‘When Night is Falling’: Silly and Sensual 

Patricia Rozema’s 1995 romantic drama’s self-seriousness sometimes induces laughter, but its endearingly earnest celebration of fantasy makes it (just barely) work.


When the central couple of writer-director Patricia Rozema’s When Night is Falling (1995) finally have sex after a prolonged game of will-they-or-won’t-they, their time in bed together is crosscut with images of two women pretzeled in various positions mid-air, a perilously skinny trapeze bar the only thing, besides white knuckles and vigilantly connected limbs, keeping them from plummeting. This juxtaposition of imagery doesn’t come out of nowhere — one half of When Night is Falling’s pair of same-sex lovebirds is a circus performer named Petra (Rachael Crawford) — but the straight face with which Rozema presents the rather heavy-handed metaphor is a good encapsulation of the film’s larger approach. It’s all pretty silly, not unlike the sorts of gooey romance novels that do their best business in airports, and Rozema’s decision to present everything with self-serious solemnity only accentuates that.

It’s at least easy to root for its main couple and be frequently enthralled by cinematographer Douglas Koch’s sensuous camerawork. When Night is Falling’s romance is barbed with uncertainty, not so much around whether its couple is fit for each other (though that can sometimes feel doubtful) but as it relates to identity. Camille (Pascale Bussières) superficially embodies success. She has a plum professorial role at a local college — unfortunately a religious one, with conservative-skewing politics that can take years to catch up with the latest cultural strides — and is engaged to a colleague, Martin (Henry Czerny), whom she’s been with for around three years.

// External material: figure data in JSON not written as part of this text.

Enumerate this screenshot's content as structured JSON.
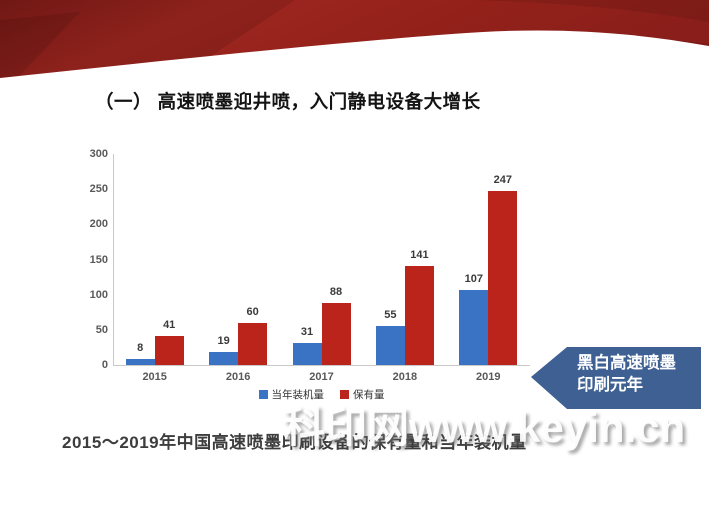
{
  "title": "（一） 高速喷墨迎井喷，入门静电设备大增长",
  "chart_data": {
    "type": "bar",
    "categories": [
      "2015",
      "2016",
      "2017",
      "2018",
      "2019"
    ],
    "series": [
      {
        "name": "当年装机量",
        "color": "#3A72C4",
        "values": [
          8,
          19,
          31,
          55,
          107
        ]
      },
      {
        "name": "保有量",
        "color": "#BA241A",
        "values": [
          41,
          60,
          88,
          141,
          247
        ]
      }
    ],
    "title": "",
    "xlabel": "",
    "ylabel": "",
    "ylim": [
      0,
      300
    ],
    "yticks": [
      0,
      50,
      100,
      150,
      200,
      250,
      300
    ],
    "grid": false,
    "legend_position": "bottom"
  },
  "caption": "2015～2019年中国高速喷墨印刷设备的保有量和当年装机量",
  "banner": {
    "line1": "黑白高速喷墨",
    "line2": "印刷元年"
  },
  "watermark": "科印网www.keyin.cn",
  "colors": {
    "bar_blue": "#3A72C4",
    "bar_red": "#BA241A",
    "banner_blue": "#3E6092",
    "ribbon_red": "#9A231D",
    "ribbon_red_dark": "#7E1B17",
    "axis_gray": "#C9C9C9",
    "tick_text": "#595959"
  }
}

Both are on track to take over for the outgoing chaplain (David Fox), though it’s more than hinted that a joint appointment necessitates marriage, since Christian-university optics wouldn’t readily go for unmarried leaders who are also partners off campus.

Camille’s life, though, is about to change in a different way than she’s been expecting. The upheaval is forewarned by her beloved pet dog abruptly dropping dead one afternoon. (Her decision to keep him in the fridge for the time being, as well as a bizarre Frankenstein-like coda, serves as a sloppy closet metaphor the movie doesn’t pull off.) During a post-death trip to the laundromat, a bleary-eyed Camille meets and is comforted by Petra; a mix-up in their freshly cleaned clothes — intentionally engineered, it turns out, by the latter — leads Camille to the space where Petra and her fellow circus members perform for a switch-off. After some small talk, Petra confesses her attraction to Camille with a couple of guffaw-inducing come-ons: “You have an exquisite mouth” is soon followed by “I’d love to see you in the moonlight with your head thrown back and your body on fire.”

Petra’s apologized-for directness freaks Camille out, but not, we can surmise, for the obvious reasons. It has more to do with Camille, a long practitioner of compulsory heterosexuality, being a lesbian and suddenly made to confront feelings she’s long tried to keep out of her mind. I should note, though, that I don’t know how confidently I can say that: Rozema tells us close to nothing about Camille or Petra’s backstories, keeping them slotted into rudimentary archetypes — the modestly dressed prude who could use a good time, the wild child preternaturally in touch with her desires — in a way that reminds me of YA novels, where characters are broadly written enough to be as obliging to reader-flattering self-insertion as possible.

When Night is Falling is very good at communicating the soul-aching pulls of desire; Bussières is convincingly conflicted in a facile role. (Crawford does what she can with a part that mostly needs her to be enticingly confident — an early semi-date sees the couple going paragliding at Petra’s behest — and astonishingly sexy, albeit occasionally prone to laughable theatrics like scaling the tree outside Camille’s office so that she can get a better look at her love interest.) But it’s also unshakably vacant, never developing its characters as people or meaningfully delving into their connection beyond their sexual attraction.

That would be more tolerable if the movie didn’t implicitly want to yoke Camille and Petra together in the long-term, their budding love optimistically presented not just as a mechanism for Camille to recognize who she really is. Yet for all the quibbles When Night is Falling might inspire, I also much prefer, in movies like it, sometimes-improbable fantasy to tragedy, which so regularly stains lesbian fiction that it’s become a much-eyerolled-at trope. Rolling one’s eyes is far more pleasant when the act is directed at a couple that makes it to the end intact, the future brighter than it’d been at the movie’s start.